Siobhan had explained that she’d been able to take a few trips to Dundee, chatting up anyone who might be useful, and especially in the chaotic records department, which had been moved and reorganised a few years before, leaving older records an ignored shambles. It had taken time. More than that, she’d had to promise a date to the young man who’d finally come up with the goods.

Rebus held up one of the X-rays again.

‘Broken right arm,’ Siobhan confirmed. ‘Twelve years ago. While he was living and working in Dundee.’

‘Tam Roberston,’ Rebus said simply. That was that then: the dead man, the man with the bullet wound through his heart, the bullet from Rebus’s Colt 45, was Tam Robertson.

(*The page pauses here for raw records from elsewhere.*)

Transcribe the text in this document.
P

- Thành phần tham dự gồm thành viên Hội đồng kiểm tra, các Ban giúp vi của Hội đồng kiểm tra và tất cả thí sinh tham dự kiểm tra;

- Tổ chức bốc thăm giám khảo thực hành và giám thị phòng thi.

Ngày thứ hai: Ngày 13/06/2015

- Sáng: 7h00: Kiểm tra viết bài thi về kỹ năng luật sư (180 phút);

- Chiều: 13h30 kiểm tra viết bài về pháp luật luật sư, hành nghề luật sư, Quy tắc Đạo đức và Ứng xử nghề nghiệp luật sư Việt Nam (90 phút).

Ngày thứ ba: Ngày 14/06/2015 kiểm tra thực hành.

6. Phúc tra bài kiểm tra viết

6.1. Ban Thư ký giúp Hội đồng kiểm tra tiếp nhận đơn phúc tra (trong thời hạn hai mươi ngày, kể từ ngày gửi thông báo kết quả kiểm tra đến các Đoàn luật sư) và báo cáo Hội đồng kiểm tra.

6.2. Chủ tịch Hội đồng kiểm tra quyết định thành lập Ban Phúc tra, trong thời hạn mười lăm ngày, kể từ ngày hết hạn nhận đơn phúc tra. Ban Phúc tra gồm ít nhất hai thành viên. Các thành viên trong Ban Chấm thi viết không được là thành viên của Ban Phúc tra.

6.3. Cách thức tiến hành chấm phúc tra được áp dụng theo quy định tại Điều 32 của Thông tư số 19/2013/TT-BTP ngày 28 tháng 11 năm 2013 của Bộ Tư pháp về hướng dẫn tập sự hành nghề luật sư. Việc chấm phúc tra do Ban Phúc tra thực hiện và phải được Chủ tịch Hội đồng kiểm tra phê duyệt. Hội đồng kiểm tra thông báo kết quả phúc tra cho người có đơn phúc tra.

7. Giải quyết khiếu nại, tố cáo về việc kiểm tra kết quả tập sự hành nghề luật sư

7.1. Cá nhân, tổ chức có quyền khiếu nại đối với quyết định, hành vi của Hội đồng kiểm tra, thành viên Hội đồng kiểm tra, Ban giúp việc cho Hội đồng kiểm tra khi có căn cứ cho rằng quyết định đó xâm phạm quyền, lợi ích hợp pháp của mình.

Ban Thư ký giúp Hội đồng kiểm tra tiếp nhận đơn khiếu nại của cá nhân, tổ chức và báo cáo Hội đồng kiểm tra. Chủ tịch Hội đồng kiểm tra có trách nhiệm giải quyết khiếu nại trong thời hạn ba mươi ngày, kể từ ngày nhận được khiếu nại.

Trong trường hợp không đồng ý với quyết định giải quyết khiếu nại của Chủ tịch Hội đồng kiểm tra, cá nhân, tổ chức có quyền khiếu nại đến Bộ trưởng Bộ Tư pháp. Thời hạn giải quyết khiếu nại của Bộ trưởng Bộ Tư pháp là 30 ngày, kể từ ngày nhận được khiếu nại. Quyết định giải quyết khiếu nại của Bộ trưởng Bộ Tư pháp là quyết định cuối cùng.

‘Difficult to prove in a court of law,’ Siobhan suggested. True enough, you’d need more than hearsay and an X-ray to prove identity to a jury.

‘There are ways,’ said Rebus. ‘We can try dental records again, now we’ve got an idea who the corpse is. Then there’s superimposition. For the moment, it’s enough for me that I’m satisfied.’ He nodded. ‘Well done, Clarke.’ He started to get up.

‘Sir?’

‘Yes?’

She was smiling. ‘Merry Christmas, sir.’

29

He phoned Gibson’s Brewery, only to be told that ‘Mr Aengus’ was attending an ale competition in Newcastle, due back later tonight. So he called the Inland Revenue and spoke for a while to the inspector in charge of his case. If he was going to confront Tommy Greenwood, he’d need all the ammo he could gathe…bad metaphor considering, but true all the same. He left his car at St Leonard’s while he went for a walk, trying to clear his head. Everything was coming together now. Aengus Gibson had been playing cards with Tam Robertson, and had shot him. Then set fire to the hotel to cover up the murder. It should all be tied up, but Rebus’s brain was posing more questions than answers. Was it likely Aengus carried a gun around with him, even in his wild days? Why didn’t Eck, also present, seek revenge for his brother? Wouldn’t Aengus have had to shut him up somehow? Was it likely that only three of them were involved in the poker game? And who had delivered the gun to Deek Torrance? So many questions.

As he came down onto South Clerk Street, he saw that a van was parked outside Bone’s. A new plate-glass window was being installed in the shop itself, and the van door was open at the back. Rebus walked over to the van and looked in the back. It had been a proper butcher’s van at one time, and nobody had bothered changing it. You climbed a step into the back, where there were counters and cupboards and a small fridge-freezer. The van would have had its usual rounds of the housing schemes in the city, housewives and retired folk queuing for meat rather than travelling to a shop. A man in a white apron came out of Bone’s with an ex-pig hoisted on his shoulder.

‘Excuse me,’ he said, carrying the carcass into the van.